MOTOSİKLETTE DOĞRU OTURUŞ

Her şeyin olduğu gibi motosiklet sürmenin de bir kültürü, kurallar kitabı vardır. Her ne kadar "özgürlük” algısı üzerine kurulu olsa da hayatın ve zevkin devamı için bir disiplin çerçevesinde kullanılmalıdır.
İşte o konulardan biri de oturuş (postür) şeklidir. Motoru kullanım amacınıza göre oldukça değişkenlik gösterse de bu yazıda enduro tarzı motorlara yönelik birkaç önemli noktadan bahsedeceğiz.
Aslında önemli olan konu motosiklete oturduğunuz zaman, bedenin alt tarafı sağlam, belden yukarısının ise serbest olmasıdır. Eğer ellerinizi elciklere koyduğunuzda bileklerinizle dirsekleriniz arasında kalan bölümün yere paralel ise ilk adımı doğru gerçekleştirdiniz demektir. Buradaki en önemli konu, bileğiniz ile dirseğinizin aynı yükseklikte olmasıdır.

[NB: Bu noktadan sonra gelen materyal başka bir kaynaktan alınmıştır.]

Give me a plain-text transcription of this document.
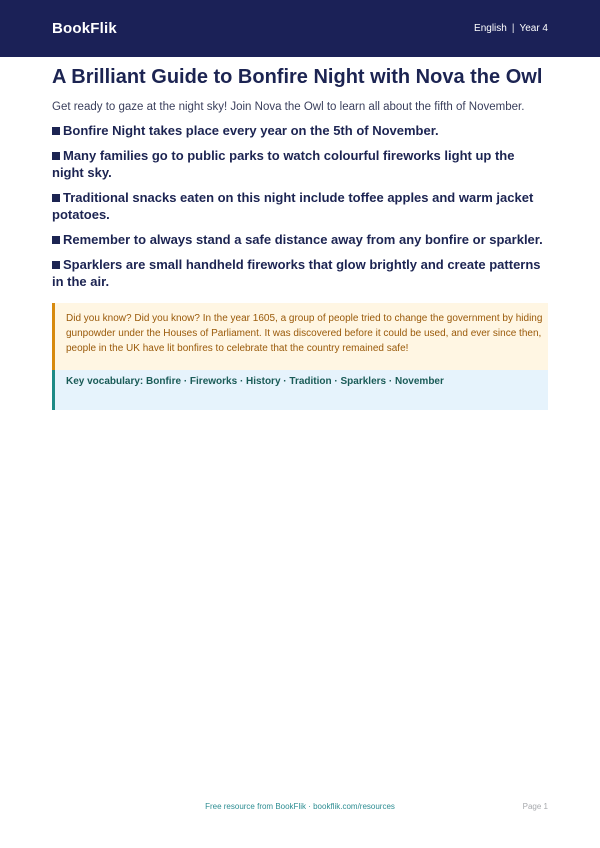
BookFlik	English | Year 4
A Brilliant Guide to Bonfire Night with Nova the Owl

Get ready to gaze at the night sky! Join Nova the Owl to learn all about the fifth of November.

Bonfire Night takes place every year on the 5th of November.
Many families go to public parks to watch colourful fireworks light up the night sky.
Traditional snacks eaten on this night include toffee apples and warm jacket potatoes.
Remember to always stand a safe distance away from any bonfire or sparkler.
Sparklers are small handheld fireworks that glow brightly and create patterns in the air.
Did you know? Did you know? In the year 1605, a group of people tried to change the government by hiding gunpowder under the Houses of Parliament. It was discovered before it could be used, and ever since then, people in the UK have lit bonfires to celebrate that the country remained safe!
Key vocabulary: Bonfire · Fireworks · History · Tradition · Sparklers · November
Free resource from BookFlik · bookflik.com/resources	Page 1
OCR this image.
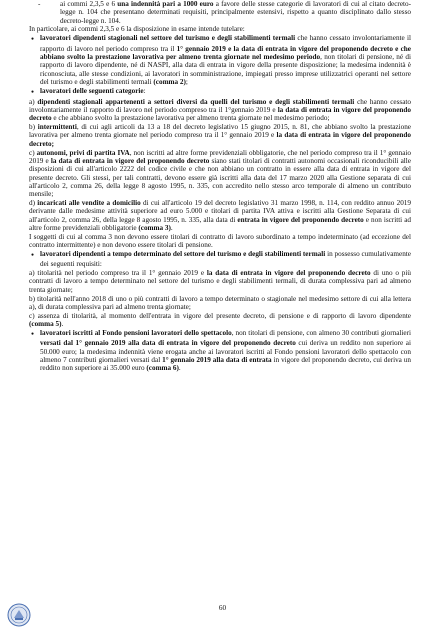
-	ai commi 2,3,5 e 6 una indennità pari a 1000 euro a favore delle stesse categorie di lavoratori di cui al citato decreto-legge n. 104 che presentano determinati requisiti, principalmente estensivi, rispetto a quanto disciplinato dallo stesso decreto-legge n. 104.
In particolare, ai commi 2,3,5 e 6 la disposizione in esame intende tutelare:
● lavoratori dipendenti stagionali nel settore del turismo e degli stabilimenti termali che hanno cessato involontariamente il rapporto di lavoro nel periodo compreso tra il 1° gennaio 2019 e la data di entrata in vigore del proponendo decreto e che abbiano svolto la prestazione lavorativa per almeno trenta giornate nel medesimo periodo, non titolari di pensione, né di rapporto di lavoro dipendente, né di NASPI, alla data di entrata in vigore della presente disposizione; la medesima indennità è riconosciuta, alle stesse condizioni, ai lavoratori in somministrazione, impiegati presso imprese utilizzatrici operanti nel settore del turismo e degli stabilimenti termali (comma 2);
● lavoratori delle seguenti categorie:
a) dipendenti stagionali appartenenti a settori diversi da quelli del turismo e degli stabilimenti termali che hanno cessato involontariamente il rapporto di lavoro nel periodo compreso tra il 1°gennaio 2019 e la data di entrata in vigore del proponendo decreto e che abbiano svolto la prestazione lavorativa per almeno trenta giornate nel medesimo periodo;
b) intermittenti, di cui agli articoli da 13 a 18 del decreto legislativo 15 giugno 2015, n. 81, che abbiano svolto la prestazione lavorativa per almeno trenta giornate nel periodo compreso tra il 1° gennaio 2019 e la data di entrata in vigore del proponendo decreto;
c) autonomi, privi di partita IVA, non iscritti ad altre forme previdenziali obbligatorie, che nel periodo compreso tra il 1° gennaio 2019 e la data di entrata in vigore del proponendo decreto siano stati titolari di contratti autonomi occasionali riconducibili alle disposizioni di cui all'articolo 2222 del codice civile e che non abbiano un contratto in essere alla data di entrata in vigore del presente decreto. Gli stessi, per tali contratti, devono essere già iscritti alla data del 17 marzo 2020 alla Gestione separata di cui all'articolo 2, comma 26, della legge 8 agosto 1995, n. 335, con accredito nello stesso arco temporale di almeno un contributo mensile;
d) incaricati alle vendite a domicilio di cui all'articolo 19 del decreto legislativo 31 marzo 1998, n. 114, con reddito annuo 2019 derivante dalle medesime attività superiore ad euro 5.000 e titolari di partita IVA attiva e iscritti alla Gestione Separata di cui all'articolo 2, comma 26, della legge 8 agosto 1995, n. 335, alla data di entrata in vigore del proponendo decreto e non iscritti ad altre forme previdenziali obbligatorie (comma 3).
I soggetti di cui al comma 3 non devono essere titolari di contratto di lavoro subordinato a tempo indeterminato (ad eccezione del contratto intermittente) e non devono essere titolari di pensione.
● lavoratori dipendenti a tempo determinato del settore del turismo e degli stabilimenti termali in possesso cumulativamente dei seguenti requisiti:
a) titolarità nel periodo compreso tra il 1° gennaio 2019 e la data di entrata in vigore del proponendo decreto di uno o più contratti di lavoro a tempo determinato nel settore del turismo e degli stabilimenti termali, di durata complessiva pari ad almeno trenta giornate;
b) titolarità nell'anno 2018 di uno o più contratti di lavoro a tempo determinato o stagionale nel medesimo settore di cui alla lettera a), di durata complessiva pari ad almeno trenta giornate;
c) assenza di titolarità, al momento dell'entrata in vigore del presente decreto, di pensione e di rapporto di lavoro dipendente (comma 5).
● lavoratori iscritti al Fondo pensioni lavoratori dello spettacolo, non titolari di pensione, con almeno 30 contributi giornalieri versati dal 1° gennaio 2019 alla data di entrata in vigore del proponendo decreto cui deriva un reddito non superiore ai 50.000 euro; la medesima indennità viene erogata anche ai lavoratori iscritti al Fondo pensioni lavoratori dello spettacolo con almeno 7 contributi giornalieri versati dal 1° gennaio 2019 alla data di entrata in vigore del proponendo decreto, cui deriva un reddito non superiore ai 35.000 euro (comma 6).
60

Dizlere gelirsek, dizler depoya tutunmuş olmalı. Bu pozisyonda depoya olabildiğince yaklaşmak fakat değmemek gereklidir. Bu mesafeyi ayarlamak da motordaki kabiliyetiniz açısından oldukça önemlidir. Kullandığınız motor modeline ve depo türüne göre, göbeğinizin hemen altını (kasık kısmınızı) depoya dayamanız, sürüş esnasında destek de verebilir. Ama göbek deliğinizden üste çıkmamalıdır.
Üst bedenin gevşek olması önemli, fakat bu kambur oturacak kadar rahat bir oturuş anlamına gelmiyor. Omuzların mümkün olduğu kadar yükseğe çıktığı dik bir duruşu, ileriye doğru genişletilmiş bir göğüs kafesi desteklemelidir.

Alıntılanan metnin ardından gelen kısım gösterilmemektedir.